Lastly, the GDPR has a decentralised enforcement model, which allows national data protection authorities to interpret the GDPR requirements and prosecute violations independently. This has led to inconsistencies regarding enforcement and compliance. Uneven enforcement and the above-mentioned risks may create legal uncertainties, eroding trust and hindering the adoption of AI-powered CTI solutions in Europe.
The AI Act: new regulation, new challenges
The GDPR is not the only EU regulation that would govern AI-powered CTI solutions. The EU AI Act divides AI products into different risk categories – unacceptable, high, limited and minimal – based on safety, ethics, and trustworthiness.
AI-driven CTI solutions would likely fall under the high-risk category, which has strict obligations, such as maintaining high-quality training datasets, ensuring results are accurate, and providing transparency, model robustness, and security.
Maintaining both accuracy and high transparency could be challenging due to the trade-off that exists between complex models, which offer high accuracy but are difficult to interpret, and simpler models, which are easier to understand but less accurate.
Although research is underway on developing more transparent and explainable AI models, some, like neural networks and LLMs, are so complex, with billions of parameters, that they are very difficult to interpret.
Clarification and balance
Managing these risks requires the EU, and institutions like the European Data Protection Board, to establish clear safety and privacy guidelines for the use of GenAI in the cybersecurity sector. Such guidelines should clarify how organisations and vendors use and develop GenAI-driven cybersecurity products to meet regulatory requirements and how to balance between potentially conflicting features.
These guidelines could, for example, instruct organisations on how to recognise and treat GenAI hallucinations, what legal protections they may have in cases of false negatives, or what to do if an AI-powered solution has accidentally revealed personal information.

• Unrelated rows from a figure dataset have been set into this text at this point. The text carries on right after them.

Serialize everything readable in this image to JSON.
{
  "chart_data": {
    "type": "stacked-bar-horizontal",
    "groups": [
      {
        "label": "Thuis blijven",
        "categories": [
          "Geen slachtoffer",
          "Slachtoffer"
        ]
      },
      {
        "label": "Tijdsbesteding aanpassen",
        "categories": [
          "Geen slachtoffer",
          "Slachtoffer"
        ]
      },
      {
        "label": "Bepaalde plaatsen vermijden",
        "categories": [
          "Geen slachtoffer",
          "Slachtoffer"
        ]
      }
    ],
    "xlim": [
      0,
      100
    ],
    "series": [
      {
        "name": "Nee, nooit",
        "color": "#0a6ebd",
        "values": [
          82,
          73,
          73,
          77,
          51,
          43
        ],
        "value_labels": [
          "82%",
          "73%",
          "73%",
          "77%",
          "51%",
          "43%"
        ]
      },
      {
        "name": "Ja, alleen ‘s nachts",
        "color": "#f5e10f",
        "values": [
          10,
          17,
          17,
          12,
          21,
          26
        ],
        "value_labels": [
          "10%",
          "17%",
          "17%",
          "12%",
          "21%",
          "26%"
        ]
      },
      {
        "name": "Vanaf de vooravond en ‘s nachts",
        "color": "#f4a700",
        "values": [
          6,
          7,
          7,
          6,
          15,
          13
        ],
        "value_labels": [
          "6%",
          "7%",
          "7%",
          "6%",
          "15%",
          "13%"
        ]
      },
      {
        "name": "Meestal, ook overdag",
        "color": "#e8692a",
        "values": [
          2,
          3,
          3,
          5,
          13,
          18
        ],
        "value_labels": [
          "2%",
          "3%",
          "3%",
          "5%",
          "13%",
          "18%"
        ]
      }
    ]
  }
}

Sharing case studies, risk scenarios, and mitigations with the public and the industry would allow European users and vendors to operate in a more stable and predictable environment. This would also encourage both innovation and adoption of next-generation security technologies.
A more predictable regulatory environment could also focus on creating a shared responsibility model, akin to the one used in cloud services, to divide legal responsibility between the end user, the CTI solution vendor, and the AI model developer.
Emphasising clarity would ensure more consistent enforcement and help vendors tailor their products to European end users. Establishing common baseline interpretations of these guidelines for national regulators would go some way to establishing common ground. This would encourage European organisations to adopt next-generation cybersecurity solutions and give them an edge over their opponents in the cyber-AI race.